First, there are those that require “endurance” – “endurance” is literally standing firm under pressure. It is what you need when you have got something positive to do, from important individual tasks at home or work to a great corporate vision - for example, for the future of this church. But everything is conspiring against it.

The second sort of challenges are when encouragement is required. This is what you need when you wish you had something positive to do, and when thoughts of a wider vision are light years over your head. Just surviving, for you is enough.
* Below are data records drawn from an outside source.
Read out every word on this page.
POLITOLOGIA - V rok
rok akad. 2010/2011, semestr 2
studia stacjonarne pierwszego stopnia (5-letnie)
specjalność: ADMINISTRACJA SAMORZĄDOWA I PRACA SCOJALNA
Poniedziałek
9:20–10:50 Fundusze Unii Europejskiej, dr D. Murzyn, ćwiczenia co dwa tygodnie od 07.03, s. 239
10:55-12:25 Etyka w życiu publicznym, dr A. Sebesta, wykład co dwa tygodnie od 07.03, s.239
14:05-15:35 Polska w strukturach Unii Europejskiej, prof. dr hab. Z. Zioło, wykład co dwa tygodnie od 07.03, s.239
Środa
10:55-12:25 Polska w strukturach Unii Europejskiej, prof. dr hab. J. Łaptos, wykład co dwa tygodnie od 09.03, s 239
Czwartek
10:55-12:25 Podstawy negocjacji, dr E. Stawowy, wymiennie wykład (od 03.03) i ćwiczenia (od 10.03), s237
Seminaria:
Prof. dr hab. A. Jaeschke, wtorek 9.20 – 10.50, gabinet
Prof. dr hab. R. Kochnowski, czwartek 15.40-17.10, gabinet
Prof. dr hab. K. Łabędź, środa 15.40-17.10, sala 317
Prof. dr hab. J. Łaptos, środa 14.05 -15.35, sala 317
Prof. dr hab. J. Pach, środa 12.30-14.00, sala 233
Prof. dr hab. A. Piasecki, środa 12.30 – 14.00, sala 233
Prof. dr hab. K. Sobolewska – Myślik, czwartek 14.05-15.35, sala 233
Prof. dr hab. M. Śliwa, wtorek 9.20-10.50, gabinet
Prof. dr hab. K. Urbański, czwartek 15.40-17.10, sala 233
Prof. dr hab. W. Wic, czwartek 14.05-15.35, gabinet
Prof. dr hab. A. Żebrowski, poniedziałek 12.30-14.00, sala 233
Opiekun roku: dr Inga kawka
Or you need this sort of encouragement when you simply can’t see a way of solving some problem at home, or at work or at the church. As we look ahead together to 2011 and, God willing, beyond, there will be huge pressures. How we will need endurance and encouragement to stand firm under them. And there will be times when we are discouraged. But God wants us all to be people of hope – in this life and, of course, for eternity.

And we can be, one, as we look back to the Bible and learn those lessons of history, and as the Holy Spirit applies them to our hearts and minds and gives us the endurance to stand firm and be positively encouraged, in spite of all the challenges we will have to face.

And we can be people of hope, two, as we avoid the pitfalls of those in the wilderness and of some in our own JPC history, but are encouraged by the example of our Founders’ courage, generosity and wisdom.